The ameliorating effect of anti-TNFα treatment observed in this study was essentially consistent with that reported by Piguet et al.8 They described that the administration of an anti-TNFα polyclonal antibody reduced the mortality at day 40 by 50% and abolished the weight loss on day 18. In our present study, the administration of an anti-TNFα MoAb similarly reduced the mortality and abolished the weight loss. They also showed that the GVHD-associated pathologies in the skin and gut, but not those in the liver, were prevented by the anti-TNFα treatment. These observations are also consistent with ours, indicating a critical contribution of TNFα to the development of intestinal and cutaneous, but not hepatic, lesions.

When both anti-FasL and anti-TNFα MoAbs were administered in combination, all of these histological lesions in the liver, intestine, skin, and spleen were minimal. It was notable that all the recipients survived more than 60 days and grew well as normal mice without growth retardation observed in the recipients treated with either anti-TNFα or anti-FasL MoAb alone, which may result from hepatic or intestinal damage, respectively. These results verified that FasL and TNFα differentially contribute to the GVHD pathologies as follows: (1) hepatic GVHD is predomonantly mediated by FasL; (2) intestinal GVHD is predominantly mediated by TNFα; and (3) cutaneous GVHD, splenic atrophy, weight loss, and mortality are mediated by both FasL and TNFα. Importantly, FasL and TNFα in combination appear to mostly account for all these GVHD-associated pathologies observed in the present study.

In the histological examination, the treatment with either anti-FasL or anti-TNFα MoAb improved the splenic atrophy. Flow cytometric analysis for the lymphocyte subpopulations indicated that the GVHD-associated elimination of host lymphocytes (both T and B cells) was prevented partially by either MoAb alone and almost completely by the combination of both MoAbs. This suggests that both TNFα and FasL contribute to cytotoxic elimination of host lymphocytes by host-reactive donor T cells. Alternatively, this may be also due to blocking of suppressive effects of TNFα and FasL on hematopoiesis17-20 (our unpublished data). It was also noted that donor-derived T cells were increased in the anti-FasL– and/or anti-TNFα–treated mice as compared with the GVHD mice. This may result from inhibition of activation-induced apoptosis, in which both FasL and TNFα have been implicated.21 The preservation of both host and donor lymphocytes represents a chimeric state of the recipients, which appears to be stable over 60 days in the anti-FasL/TNFα-treated mice. It remains to be determined whether a tolerance to the host alloantigen has been established in the donor T cells.

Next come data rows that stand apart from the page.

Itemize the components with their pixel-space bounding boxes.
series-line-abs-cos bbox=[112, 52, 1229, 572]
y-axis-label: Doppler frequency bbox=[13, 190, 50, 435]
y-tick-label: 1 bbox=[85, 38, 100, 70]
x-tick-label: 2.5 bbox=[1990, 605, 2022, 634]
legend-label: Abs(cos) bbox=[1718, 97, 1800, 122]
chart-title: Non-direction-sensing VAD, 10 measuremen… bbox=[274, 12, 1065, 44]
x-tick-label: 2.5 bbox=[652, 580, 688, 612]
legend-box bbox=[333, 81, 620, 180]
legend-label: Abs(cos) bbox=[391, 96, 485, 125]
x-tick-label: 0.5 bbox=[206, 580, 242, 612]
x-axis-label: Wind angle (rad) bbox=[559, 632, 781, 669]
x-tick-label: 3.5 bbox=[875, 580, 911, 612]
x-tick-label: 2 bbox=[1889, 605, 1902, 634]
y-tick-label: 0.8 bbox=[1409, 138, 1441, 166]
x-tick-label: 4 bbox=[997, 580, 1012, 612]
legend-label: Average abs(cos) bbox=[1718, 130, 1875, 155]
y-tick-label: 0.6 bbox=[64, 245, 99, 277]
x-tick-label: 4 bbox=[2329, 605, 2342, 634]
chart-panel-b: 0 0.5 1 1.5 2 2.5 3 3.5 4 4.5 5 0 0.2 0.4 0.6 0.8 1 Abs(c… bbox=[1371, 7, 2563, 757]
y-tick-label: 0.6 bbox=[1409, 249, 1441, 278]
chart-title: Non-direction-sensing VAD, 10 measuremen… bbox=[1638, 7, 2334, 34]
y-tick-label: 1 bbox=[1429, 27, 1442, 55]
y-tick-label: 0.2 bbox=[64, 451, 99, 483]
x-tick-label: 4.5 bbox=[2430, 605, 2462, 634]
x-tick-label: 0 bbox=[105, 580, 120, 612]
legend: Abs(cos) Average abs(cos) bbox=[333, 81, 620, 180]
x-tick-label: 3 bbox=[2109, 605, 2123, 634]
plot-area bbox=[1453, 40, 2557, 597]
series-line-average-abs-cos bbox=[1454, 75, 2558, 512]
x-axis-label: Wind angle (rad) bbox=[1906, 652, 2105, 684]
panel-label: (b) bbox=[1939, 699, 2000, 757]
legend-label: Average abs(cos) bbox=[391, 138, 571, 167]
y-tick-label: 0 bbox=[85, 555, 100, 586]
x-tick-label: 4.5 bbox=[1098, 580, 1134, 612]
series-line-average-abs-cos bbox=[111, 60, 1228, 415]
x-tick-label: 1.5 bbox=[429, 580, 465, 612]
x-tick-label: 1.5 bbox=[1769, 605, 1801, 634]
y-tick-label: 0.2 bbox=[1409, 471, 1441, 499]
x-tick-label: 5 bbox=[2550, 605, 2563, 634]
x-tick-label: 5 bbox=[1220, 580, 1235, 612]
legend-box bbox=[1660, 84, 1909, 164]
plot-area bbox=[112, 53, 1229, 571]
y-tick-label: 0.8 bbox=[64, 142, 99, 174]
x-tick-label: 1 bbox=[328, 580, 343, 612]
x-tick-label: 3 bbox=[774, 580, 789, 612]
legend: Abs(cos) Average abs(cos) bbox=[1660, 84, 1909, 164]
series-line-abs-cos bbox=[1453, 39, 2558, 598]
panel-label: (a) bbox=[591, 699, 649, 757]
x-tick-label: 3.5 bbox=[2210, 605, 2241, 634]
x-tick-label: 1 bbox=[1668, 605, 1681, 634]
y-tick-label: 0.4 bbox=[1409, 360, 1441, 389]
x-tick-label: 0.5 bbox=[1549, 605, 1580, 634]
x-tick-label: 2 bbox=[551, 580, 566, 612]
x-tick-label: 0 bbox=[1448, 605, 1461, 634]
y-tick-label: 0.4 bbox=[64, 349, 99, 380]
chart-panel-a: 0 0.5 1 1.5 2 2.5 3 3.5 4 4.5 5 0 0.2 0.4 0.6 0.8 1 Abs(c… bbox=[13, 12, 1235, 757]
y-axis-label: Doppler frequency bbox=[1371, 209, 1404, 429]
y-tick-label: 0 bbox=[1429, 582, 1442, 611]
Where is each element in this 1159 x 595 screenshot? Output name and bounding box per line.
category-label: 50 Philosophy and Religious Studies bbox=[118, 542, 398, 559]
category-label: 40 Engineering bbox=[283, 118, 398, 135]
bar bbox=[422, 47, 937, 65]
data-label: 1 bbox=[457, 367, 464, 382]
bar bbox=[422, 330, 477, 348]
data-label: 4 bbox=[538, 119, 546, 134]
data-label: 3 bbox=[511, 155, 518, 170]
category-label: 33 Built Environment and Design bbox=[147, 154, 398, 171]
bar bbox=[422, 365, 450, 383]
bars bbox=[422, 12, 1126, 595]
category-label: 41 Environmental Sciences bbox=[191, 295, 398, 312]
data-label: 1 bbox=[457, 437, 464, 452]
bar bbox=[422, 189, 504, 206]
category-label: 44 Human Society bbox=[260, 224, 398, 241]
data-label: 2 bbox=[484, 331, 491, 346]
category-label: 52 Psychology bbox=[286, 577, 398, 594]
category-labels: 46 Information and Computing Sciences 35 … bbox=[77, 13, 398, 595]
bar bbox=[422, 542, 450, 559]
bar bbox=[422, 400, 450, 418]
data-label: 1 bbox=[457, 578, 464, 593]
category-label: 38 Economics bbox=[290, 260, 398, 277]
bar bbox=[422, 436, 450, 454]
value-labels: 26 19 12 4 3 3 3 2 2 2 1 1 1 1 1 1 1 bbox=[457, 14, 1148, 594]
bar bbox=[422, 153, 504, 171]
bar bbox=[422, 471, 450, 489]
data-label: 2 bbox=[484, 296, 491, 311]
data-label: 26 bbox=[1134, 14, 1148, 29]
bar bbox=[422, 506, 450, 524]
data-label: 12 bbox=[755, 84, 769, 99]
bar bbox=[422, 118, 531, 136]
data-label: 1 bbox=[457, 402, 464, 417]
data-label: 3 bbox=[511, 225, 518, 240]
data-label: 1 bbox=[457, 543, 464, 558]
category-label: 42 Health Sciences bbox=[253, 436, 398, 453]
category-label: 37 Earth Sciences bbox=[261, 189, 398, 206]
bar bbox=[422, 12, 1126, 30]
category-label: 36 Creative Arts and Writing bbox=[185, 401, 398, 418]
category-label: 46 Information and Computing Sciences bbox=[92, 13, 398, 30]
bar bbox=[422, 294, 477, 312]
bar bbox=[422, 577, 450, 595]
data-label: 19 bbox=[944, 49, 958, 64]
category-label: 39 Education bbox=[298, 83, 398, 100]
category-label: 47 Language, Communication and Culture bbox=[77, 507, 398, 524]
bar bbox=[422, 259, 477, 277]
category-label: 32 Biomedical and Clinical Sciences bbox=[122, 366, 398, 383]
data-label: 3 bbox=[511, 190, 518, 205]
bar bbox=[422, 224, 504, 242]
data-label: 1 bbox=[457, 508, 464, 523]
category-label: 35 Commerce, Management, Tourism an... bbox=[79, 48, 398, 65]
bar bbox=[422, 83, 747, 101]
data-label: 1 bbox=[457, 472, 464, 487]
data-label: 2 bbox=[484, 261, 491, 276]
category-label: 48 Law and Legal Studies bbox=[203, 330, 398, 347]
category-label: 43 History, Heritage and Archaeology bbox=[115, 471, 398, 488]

In conclusion, a complete protection was achieved by administration of both anti-FasL and anti-TNFα MoAbs in a murine model of lethal acute GVHD. Although our observations were made in a parent into F1 model in which no cytotoxic conditioning was used before the transplant and thus cannot necessarily be directly extrapolated to allogeneic transplantation as performed clinically today, our present findings may provide insights that would be useful for the treatment of GVHD. The phase I-II clinical trials with a humanized anti-TNFα MoAb for the treatment of refractory acute GVHD have resulted in limited success.9 We recently succeeded to generate a humanized version of antihuman FasL MoAb (manuscript in preparation), which may be useful for the clinical treatment of severe acute GVHD patients in combination with the anti-TNFα MoAb.

The authors thank C. Ushiyama for technical assistance and helpful suggestions.